NAIOP Podcast: Inside CRE
Episode Summary – Leo Addimando, Alterra Property Group
Release Date: June 8, 2026
This episode of Inside CRE dives deep into the rapid rise of Industrial Outdoor Storage (iOS)—a once-overlooked niche of commercial real estate now attracting institutional capital and transforming supply chains. Host Mark Savatelli interviews Leo Addimando, Co-founder and CEO of Alterra Property Group, which has become one of the nation’s largest iOS investors, with over 470 properties. Leo shares the sector’s evolution, what makes iOS unique, the dynamics driving its growth, and his outlook for the future.
“The origin story of iOS is interesting… I sent my partner a text saying, ‘Hey, we should call it iOS.’ And my partner’s like, ‘I love it, but we’re going to get sued by Apple.’ So, capital IOS is how the name came from.

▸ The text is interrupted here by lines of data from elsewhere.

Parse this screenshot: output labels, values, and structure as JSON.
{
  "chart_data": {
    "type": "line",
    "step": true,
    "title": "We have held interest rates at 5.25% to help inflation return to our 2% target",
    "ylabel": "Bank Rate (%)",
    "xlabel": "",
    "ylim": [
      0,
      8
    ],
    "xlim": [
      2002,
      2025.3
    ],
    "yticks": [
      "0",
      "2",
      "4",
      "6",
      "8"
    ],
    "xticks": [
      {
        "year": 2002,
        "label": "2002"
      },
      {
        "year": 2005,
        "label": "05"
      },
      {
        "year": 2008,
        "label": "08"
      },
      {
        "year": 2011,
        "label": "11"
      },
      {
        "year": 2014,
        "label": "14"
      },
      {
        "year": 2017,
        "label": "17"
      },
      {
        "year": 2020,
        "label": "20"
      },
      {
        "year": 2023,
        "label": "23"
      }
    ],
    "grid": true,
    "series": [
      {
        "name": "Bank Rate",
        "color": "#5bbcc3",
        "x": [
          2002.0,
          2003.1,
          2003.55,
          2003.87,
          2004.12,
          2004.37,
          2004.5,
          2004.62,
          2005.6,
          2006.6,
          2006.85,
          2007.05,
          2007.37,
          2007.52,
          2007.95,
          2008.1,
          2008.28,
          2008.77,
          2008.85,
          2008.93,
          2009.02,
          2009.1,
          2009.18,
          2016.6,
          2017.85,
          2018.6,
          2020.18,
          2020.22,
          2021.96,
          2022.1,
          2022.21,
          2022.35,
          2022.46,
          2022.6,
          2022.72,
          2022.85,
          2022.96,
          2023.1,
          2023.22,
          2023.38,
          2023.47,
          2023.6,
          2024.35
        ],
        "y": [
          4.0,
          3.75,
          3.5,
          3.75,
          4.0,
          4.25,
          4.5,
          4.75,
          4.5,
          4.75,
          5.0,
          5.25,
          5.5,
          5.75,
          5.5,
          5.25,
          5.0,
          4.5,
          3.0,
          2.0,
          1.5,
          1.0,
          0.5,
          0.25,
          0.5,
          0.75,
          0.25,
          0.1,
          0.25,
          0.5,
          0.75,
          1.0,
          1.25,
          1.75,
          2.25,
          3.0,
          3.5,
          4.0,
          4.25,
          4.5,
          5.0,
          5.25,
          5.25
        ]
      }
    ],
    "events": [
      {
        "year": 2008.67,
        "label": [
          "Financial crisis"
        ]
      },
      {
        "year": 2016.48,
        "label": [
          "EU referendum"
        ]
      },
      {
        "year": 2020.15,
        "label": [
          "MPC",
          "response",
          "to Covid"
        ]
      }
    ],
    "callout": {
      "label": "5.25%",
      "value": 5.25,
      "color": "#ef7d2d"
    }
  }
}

We actually created that name, you know, eight, nine years ago, and now it’s been pretty widely adopted.”
— Leo Addimando [03:58]
“It’s the largest category of real estate that had not been institutionalized and frankly had been, we say, hiding in plain sight.”
— Leo Addimando [04:47]
“What I just described to you is 80% of tenant requirements across a dozen different use cases…”
— Leo Addimando [10:38]
“Our premiums have gone down by 50%.” [12:56]
“The two demand drivers… are the growth of the economy on the goods side... and infrastructure… Those tenants are swallowing real estate like never before.”
— Leo Addimando [15:52]
“We're still relatively early... Now there are portfolios large enough for the full participation of the broadest audience and largest sector of alternative assets.”
— Leo Addimando [20:23]
“A lot of folks underestimate just how different the tenant base is… the other 85% don’t own a warehouse.”
— Leo Addimando [25:34]
“Inflation is the ultimate regressive tax… I think it becomes a little more a divided society of haves and have nots.”
— Leo Addimando [32:19]
“It’ll be no different than self-storage… I think rents will continue to rise disproportionate to other asset classes because I think it is the single most supply and demand dislocated sector within real estate.”
— Leo Addimando [33:19]
Leo combines the pragmatic, “in-the-weeds” experience of a long-time developer with strategic vision and a touch of humor (“no one’s going to get re-elected for bringing more Amazon trucks into their jurisdiction”). There is a consistent, candid focus on “what actually matters”—from tenant needs to the hard realities of zoning and local politics.
This episode offers a candid, expert look at iOS: how it was discovered (and named!), why it offers unique opportunities and challenges, and why institutional investors are only beginning to take notice of this “hidden” and resilient CRE category. The episode is a must-listen for understanding the intersection of logistics, infrastructure, and commercial property investment—and where the smartest money is headed next.